Participants à la procédure
A.________ SA,
représentée par Me Patrick Malek-Asghar, avocat,
recourante,
contre
Ville de Genève,
représentée par le Département des constructions et de l'aménagement de la ville de Genève,
intimée,
Conseil d'Etat du canton de Genève.
Objet
Droit de préemption,
recours contre l'arrêt de la Chambre administrative de la Cour de justice du canton de Genève du 10 avril 2018 (ATA/326/2018).
 
Faits :
A. Le bâtiment à l'adresse 2-4, rue Saint-Laurent, construit sur la parcelle n° 727 du registre foncier de Genève-Eaux-Vives, communément nommé l'immeuble ou la maison Clarté, est une réalisation de l'architecte Le Corbusier, datant de 1931-1932. Par arrêté du Conseil d'Etat du canton de Genève du 12 novembre 1986, le bâtiment, soumis au régime de la propriété par étages, a été mis au bénéfice d'une mesure de classement.

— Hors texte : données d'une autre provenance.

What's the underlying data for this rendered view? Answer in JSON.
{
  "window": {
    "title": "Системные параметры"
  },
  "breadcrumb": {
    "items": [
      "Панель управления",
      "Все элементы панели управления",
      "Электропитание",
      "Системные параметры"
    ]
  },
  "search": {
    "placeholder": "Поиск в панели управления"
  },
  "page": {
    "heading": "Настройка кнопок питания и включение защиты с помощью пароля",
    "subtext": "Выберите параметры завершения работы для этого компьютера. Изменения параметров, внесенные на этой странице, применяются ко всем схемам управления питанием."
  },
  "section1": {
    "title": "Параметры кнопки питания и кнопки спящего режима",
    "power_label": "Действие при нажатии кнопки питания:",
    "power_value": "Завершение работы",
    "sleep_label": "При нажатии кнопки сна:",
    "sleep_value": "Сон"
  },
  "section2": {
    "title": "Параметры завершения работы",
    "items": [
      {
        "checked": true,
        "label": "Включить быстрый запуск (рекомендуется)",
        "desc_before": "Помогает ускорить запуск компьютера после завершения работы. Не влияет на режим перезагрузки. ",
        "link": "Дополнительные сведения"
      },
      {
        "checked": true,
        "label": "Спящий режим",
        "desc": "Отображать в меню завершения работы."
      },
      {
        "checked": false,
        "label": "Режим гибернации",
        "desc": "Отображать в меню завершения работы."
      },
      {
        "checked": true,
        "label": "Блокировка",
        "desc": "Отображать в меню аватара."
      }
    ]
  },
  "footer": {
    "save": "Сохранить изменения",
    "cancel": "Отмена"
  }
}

En 2015, "B.________ en liquidation", déclarée en faillite par jugement du 22 mars 2004, était propriétaire des parts de copropriété pour 40 o/oo de l'immeuble, conférant le droit exclusif d'utilisation et d'aménagement sur les feuillets 727-37 et 727-65, correspondant aux lots 6.01 et 7.01, soit à un appartement duplex de neuf pièces aux 4èmeet 5ème étages ainsi qu'à un local de 17 m2 (lot 2.19) sis au rez-de-chaussée. Le 11 mars 2015, une promesse de vente et d'achat a été conclue entre B.________ en liquidation et C.________ SA, portant sur les feuillets 727-37 et 727-65 pour le prix de 3'445'722.89 francs. L'acte prévoyait également, pour garantir vis-à-vis des tiers sa bonne exécution, un droit d'emption cessible distinct et indépendant concédé jusqu'au 30 octobre 2015, aux mêmes conditions que la promesse de vente et d'achat. La signature de l'acte de vente définitif devait intervenir au plus tard le 30 septembre 2015.
Le 15 avril 2015, l'Office cantonal du logement et de la planification foncière, agissant par délégation du Conseil d'Etat, informé de la promesse de vente, a répondu renoncer à exercer son droit de préemption. Le 20 avril 2015, le Conseil administratif de la Ville de Genève (ci-après : la Ville) a informé qu'il renonçait à exercer le droit de préemption communal.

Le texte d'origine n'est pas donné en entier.